Detection Methods for CVE-2026-23213
Indicators of Compromise
- Kernel panic messages referencing NMI watchdog timeouts during GPU operations
- System logs showing PCIe transaction errors related to AMD GPU device
- Crash dumps indicating faults in drm/amd/pm or SMU-related kernel functions
- Unexpected system hangs occurring during GPU workload transitions or power management events
Detection Strategies
- Monitor kernel logs (dmesg, /var/log/kern.log) for NMI panic messages or PCIe errors associated with AMD GPU devices
- Implement crash dump collection to capture kernel oops/panic events for post-mortem analysis
- Review system stability logs for patterns of hangs correlating with GPU activity or power state changes
- Use SentinelOne Singularity platform to detect anomalous kernel behavior and crash patterns
Monitoring Recommendations
- Enable kernel crash dump collection (kdump) to capture diagnostic information during system failures
- Configure kernel logging to capture PCIe error events and driver debug messages
- Implement system health monitoring to detect unexpected reboots or hangs in production environments
- Deploy SentinelOne agents for real-time kernel integrity monitoring and threat detection
How to Mitigate CVE-2026-23213
Immediate Actions Required
- Update to a patched Linux kernel version containing the fix (commit 7edb503fe4b6d67f47d8bb0dfafb8e699bb0f8a4)
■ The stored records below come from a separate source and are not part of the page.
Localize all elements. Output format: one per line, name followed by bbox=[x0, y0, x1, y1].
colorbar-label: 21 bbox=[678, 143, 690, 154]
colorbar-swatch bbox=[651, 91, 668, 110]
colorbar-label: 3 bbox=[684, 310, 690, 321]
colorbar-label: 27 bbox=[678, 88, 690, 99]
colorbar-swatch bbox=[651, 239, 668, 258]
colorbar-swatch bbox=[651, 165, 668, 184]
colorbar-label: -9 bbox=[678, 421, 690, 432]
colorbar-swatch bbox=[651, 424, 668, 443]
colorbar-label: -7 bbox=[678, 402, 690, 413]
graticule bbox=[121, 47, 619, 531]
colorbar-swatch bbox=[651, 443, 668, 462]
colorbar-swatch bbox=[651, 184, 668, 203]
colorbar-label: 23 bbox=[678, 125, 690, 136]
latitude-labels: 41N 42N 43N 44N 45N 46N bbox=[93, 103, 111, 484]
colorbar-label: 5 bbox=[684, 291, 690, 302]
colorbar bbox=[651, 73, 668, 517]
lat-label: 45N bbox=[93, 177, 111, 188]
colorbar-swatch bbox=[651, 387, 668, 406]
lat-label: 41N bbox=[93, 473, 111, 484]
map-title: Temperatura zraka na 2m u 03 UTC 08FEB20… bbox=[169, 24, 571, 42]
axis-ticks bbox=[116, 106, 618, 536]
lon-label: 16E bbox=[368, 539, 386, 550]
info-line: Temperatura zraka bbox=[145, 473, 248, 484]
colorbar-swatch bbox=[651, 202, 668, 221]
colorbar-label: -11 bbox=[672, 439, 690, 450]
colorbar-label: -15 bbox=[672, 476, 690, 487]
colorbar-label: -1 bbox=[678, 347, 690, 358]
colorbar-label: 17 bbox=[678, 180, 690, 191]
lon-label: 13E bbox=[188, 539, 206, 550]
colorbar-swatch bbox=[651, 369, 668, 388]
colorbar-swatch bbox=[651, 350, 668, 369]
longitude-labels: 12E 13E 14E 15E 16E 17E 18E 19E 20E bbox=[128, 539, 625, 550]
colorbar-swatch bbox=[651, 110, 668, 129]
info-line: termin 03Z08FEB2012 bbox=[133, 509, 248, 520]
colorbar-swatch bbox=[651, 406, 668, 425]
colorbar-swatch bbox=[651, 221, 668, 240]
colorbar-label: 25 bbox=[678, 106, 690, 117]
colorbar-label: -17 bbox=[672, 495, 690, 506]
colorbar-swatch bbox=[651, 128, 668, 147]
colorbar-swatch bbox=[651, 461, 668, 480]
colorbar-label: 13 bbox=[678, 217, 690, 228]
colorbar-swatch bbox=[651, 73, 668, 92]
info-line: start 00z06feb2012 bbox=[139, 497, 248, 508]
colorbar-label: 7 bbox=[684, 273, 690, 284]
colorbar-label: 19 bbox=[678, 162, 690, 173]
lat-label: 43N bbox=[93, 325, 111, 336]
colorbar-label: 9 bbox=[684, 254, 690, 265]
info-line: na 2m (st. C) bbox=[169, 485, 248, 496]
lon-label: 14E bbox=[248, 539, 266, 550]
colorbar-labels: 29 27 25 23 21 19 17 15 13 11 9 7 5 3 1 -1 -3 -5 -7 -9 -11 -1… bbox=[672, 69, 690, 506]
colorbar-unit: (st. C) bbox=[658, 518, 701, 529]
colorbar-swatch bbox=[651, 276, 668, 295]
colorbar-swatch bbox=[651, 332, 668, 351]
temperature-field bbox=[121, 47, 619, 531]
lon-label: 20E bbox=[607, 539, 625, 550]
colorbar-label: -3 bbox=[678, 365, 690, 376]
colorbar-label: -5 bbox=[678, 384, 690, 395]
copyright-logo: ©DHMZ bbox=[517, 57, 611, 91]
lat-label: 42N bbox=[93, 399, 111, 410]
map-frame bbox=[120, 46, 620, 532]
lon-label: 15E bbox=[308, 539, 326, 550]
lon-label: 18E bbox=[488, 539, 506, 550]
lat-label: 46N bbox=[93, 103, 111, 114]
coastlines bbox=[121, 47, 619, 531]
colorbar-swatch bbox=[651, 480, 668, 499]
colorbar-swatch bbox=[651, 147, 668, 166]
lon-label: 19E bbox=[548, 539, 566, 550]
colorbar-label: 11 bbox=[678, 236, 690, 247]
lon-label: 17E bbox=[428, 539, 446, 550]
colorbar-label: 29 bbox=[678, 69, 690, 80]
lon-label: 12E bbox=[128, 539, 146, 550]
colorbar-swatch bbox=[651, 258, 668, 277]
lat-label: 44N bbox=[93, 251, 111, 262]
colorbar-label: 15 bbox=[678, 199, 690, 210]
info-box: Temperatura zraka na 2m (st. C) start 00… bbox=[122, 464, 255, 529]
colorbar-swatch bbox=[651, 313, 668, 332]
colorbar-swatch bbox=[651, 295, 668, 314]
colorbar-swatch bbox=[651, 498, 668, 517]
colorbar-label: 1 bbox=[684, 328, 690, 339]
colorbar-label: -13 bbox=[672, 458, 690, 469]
- Apply vendor-provided kernel updates from your Linux distribution
- If updates cannot be applied immediately, consider reducing GPU workloads that may trigger Mode 1 resets
- Review system stability and ensure crash dump mechanisms are in place to capture any occurrences
Patch Information
The vulnerability has been addressed through kernel patches that introduce the no_hw_access flag and appropriate memory barriers. The fix is available through multiple stable kernel branches:
Organizations should apply kernel updates from their Linux distribution vendor that incorporate these fixes.
Workarounds
- Apply vendor-provided kernel patches as the primary mitigation
- If patching is not immediately possible, avoid operations that may trigger GPU Mode 1 resets
- Implement system monitoring to detect and respond to crash events quickly
- Consider temporarily using alternative graphics drivers if available and compatible with your workload
# Check current kernel version and update to patched version
uname -r
# For Debian/Ubuntu systems
sudo apt update && sudo apt upgrade linux-image-generic
# For RHEL/CentOS/Fedora systems
sudo dnf update kernel
# Reboot to apply the updated kernel
sudo reboot
Disclaimer: This content was generated using AI. While we strive for accuracy, please verify critical information with official sources.